# 6.3 - Principal Components Analysis (PCA)

#### Objective

Capture the intrinsic variability in the data.

Reduce the dimensionality of a data set, either to ease interpretation or as a way to avoid overfitting and to prepare for subsequent analysis.

The sample covariance matrix of \(\mathbf{X}\)** **is \(\mathbf{S} = \mathbf{X}^T\mathbf{X}/\mathbf{N}\), since \(\mathbf{X}\) has zero mean.

Eigen decomposition of \(\mathbf{X}^T\mathbf{X}\):

\[\mathbf{X}^T\mathbf{X} = (\mathbf{U}\mathbf{D}\mathbf{V}^T)^T (\mathbf{U}\mathbf{D}\mathbf{V}^T) =\mathbf{V}\mathbf{D}^T\mathbf{U}^T\mathbf{U}\mathbf{D}\mathbf{V}^T = \mathbf{V}\mathbf{D}^2\mathbf{V}^T\]

The eigenvectors of \(\mathbf{X}^T\mathbf{X}\)** **(i.e., **v**_{j}, j = 1, …, p) are called *principal component directions of *\(\mathbf{X}\).

The* first principal component direction* \(\mathbf{v}_1\) has the following properties that

- \(\mathbf{v}_1\) is the eigenvector associated with the largest eigenvalue, \(\mathbf{d}_1^2\), of \(\mathbf{X}^T\mathbf{X}\).
- \(\mathbf{z}_1 = \mathbf{X}\mathbf{v}_1\) has
*the largest sample variance*amongst all normalized linear combinations of the columns of X. - \(\mathbf{z}_1\) is called
*the first principal component of*\(\mathbf{X}\).
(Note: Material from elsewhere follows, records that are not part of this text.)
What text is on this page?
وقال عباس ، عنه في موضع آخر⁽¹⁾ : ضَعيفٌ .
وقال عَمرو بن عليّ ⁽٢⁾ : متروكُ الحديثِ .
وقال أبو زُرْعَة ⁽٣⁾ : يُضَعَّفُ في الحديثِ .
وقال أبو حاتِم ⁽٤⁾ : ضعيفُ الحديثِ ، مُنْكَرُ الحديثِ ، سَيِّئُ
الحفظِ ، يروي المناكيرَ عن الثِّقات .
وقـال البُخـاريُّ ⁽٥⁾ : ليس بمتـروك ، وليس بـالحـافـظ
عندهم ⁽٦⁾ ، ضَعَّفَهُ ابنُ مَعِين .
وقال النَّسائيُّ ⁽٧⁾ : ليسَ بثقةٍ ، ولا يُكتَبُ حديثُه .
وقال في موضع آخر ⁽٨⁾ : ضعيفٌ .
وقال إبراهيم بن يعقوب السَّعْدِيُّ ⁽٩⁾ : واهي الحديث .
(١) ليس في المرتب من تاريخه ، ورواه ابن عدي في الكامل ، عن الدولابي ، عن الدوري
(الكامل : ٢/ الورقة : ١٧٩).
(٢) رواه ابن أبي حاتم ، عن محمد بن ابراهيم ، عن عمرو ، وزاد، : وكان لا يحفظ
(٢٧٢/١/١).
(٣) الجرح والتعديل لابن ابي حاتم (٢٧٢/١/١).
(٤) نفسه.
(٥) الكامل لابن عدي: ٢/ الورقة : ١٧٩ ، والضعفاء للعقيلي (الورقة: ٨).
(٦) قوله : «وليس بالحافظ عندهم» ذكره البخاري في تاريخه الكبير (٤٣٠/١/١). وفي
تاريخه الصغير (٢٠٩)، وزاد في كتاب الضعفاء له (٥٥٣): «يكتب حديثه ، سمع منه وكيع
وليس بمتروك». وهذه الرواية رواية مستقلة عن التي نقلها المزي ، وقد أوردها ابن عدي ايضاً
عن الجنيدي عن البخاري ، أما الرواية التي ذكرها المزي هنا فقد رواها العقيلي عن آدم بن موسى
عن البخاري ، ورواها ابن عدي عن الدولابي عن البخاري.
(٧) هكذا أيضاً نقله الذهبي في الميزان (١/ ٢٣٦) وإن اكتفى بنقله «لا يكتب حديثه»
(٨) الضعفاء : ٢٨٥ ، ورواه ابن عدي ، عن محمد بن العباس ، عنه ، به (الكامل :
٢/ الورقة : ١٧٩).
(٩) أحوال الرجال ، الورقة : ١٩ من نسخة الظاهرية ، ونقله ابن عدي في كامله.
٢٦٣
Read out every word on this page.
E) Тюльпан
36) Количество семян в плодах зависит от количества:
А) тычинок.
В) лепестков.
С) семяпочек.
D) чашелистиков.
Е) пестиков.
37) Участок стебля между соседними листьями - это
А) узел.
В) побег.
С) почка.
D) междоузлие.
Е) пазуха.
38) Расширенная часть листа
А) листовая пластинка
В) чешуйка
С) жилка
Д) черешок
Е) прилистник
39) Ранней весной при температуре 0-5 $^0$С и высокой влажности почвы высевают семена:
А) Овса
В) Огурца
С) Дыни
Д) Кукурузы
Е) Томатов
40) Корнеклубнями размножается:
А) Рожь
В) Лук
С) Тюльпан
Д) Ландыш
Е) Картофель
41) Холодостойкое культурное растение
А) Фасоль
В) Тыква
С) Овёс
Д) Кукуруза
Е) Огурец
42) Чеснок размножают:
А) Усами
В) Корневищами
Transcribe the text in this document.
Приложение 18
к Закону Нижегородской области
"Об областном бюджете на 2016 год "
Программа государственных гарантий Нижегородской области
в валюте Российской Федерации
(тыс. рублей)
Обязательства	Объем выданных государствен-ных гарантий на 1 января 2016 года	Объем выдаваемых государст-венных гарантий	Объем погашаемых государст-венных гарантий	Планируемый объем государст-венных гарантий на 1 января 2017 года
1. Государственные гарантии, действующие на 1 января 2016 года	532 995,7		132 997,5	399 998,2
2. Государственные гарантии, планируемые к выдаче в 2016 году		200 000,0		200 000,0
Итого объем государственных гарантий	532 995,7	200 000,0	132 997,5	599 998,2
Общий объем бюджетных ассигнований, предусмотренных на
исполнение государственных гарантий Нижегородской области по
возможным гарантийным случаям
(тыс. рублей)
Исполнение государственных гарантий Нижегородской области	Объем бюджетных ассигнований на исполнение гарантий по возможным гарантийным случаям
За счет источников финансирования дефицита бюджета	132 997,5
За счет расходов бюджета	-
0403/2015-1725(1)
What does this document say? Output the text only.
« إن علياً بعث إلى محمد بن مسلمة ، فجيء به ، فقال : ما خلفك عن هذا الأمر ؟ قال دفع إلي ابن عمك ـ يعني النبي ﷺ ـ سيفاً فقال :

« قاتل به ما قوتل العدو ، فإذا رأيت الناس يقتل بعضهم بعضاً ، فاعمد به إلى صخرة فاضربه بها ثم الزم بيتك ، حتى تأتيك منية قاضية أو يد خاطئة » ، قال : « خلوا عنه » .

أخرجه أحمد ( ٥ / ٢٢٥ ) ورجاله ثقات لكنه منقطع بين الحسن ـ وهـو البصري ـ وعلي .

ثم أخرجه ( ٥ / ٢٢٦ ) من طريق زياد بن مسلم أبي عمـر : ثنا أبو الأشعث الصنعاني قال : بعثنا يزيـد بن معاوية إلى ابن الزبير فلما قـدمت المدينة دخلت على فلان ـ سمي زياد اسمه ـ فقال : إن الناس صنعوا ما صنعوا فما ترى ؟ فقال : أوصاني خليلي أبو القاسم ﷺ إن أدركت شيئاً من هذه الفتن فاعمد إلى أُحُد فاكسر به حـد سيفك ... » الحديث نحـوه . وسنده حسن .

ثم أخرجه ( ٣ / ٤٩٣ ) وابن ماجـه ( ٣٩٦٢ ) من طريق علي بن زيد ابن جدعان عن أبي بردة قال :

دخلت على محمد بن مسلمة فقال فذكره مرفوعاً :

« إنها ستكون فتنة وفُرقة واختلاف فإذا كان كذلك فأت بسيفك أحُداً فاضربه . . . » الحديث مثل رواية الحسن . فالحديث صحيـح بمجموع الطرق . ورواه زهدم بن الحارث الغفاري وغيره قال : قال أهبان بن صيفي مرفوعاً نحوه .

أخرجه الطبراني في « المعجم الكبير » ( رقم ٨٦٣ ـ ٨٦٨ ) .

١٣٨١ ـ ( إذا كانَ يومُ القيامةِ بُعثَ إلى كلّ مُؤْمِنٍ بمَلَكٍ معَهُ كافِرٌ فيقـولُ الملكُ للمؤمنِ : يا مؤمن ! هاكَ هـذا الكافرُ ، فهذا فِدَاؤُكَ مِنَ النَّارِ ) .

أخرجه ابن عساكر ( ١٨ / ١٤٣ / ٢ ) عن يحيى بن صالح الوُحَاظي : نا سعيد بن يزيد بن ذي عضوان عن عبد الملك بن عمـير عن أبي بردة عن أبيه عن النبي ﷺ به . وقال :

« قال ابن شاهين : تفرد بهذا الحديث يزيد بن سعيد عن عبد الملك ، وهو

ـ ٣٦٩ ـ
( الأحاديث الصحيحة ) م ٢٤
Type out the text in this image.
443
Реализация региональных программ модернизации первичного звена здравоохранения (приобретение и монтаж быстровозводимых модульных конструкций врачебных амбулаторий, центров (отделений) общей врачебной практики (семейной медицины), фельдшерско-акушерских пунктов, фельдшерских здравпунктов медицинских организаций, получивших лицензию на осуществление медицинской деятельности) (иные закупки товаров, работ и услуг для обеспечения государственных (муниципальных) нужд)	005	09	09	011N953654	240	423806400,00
And, we have \(Var(\mathbf{z}_1)= d_1^2 / N\).

The *second principal component direction* **v**_{2} (the direction orthogonal to the first component that has the largest projected variance) is the eigenvector corresponding to the second largest eigenvalue, \(\mathbf{d}_2^2\)^{ }, of \(\mathbf{X}^T\mathbf{X}\), and so on. (The eigenvector for the kth largest eigenvalue corresponds to the kth principal component direction \(\mathbf{v}_k\).)

The *k*th principal component of \(\mathbf{X}\), \(\mathbf{z}_k\), has maximum variance \(\mathbf{d}_1^2 / N\), subject to being orthogonal to the earlier ones.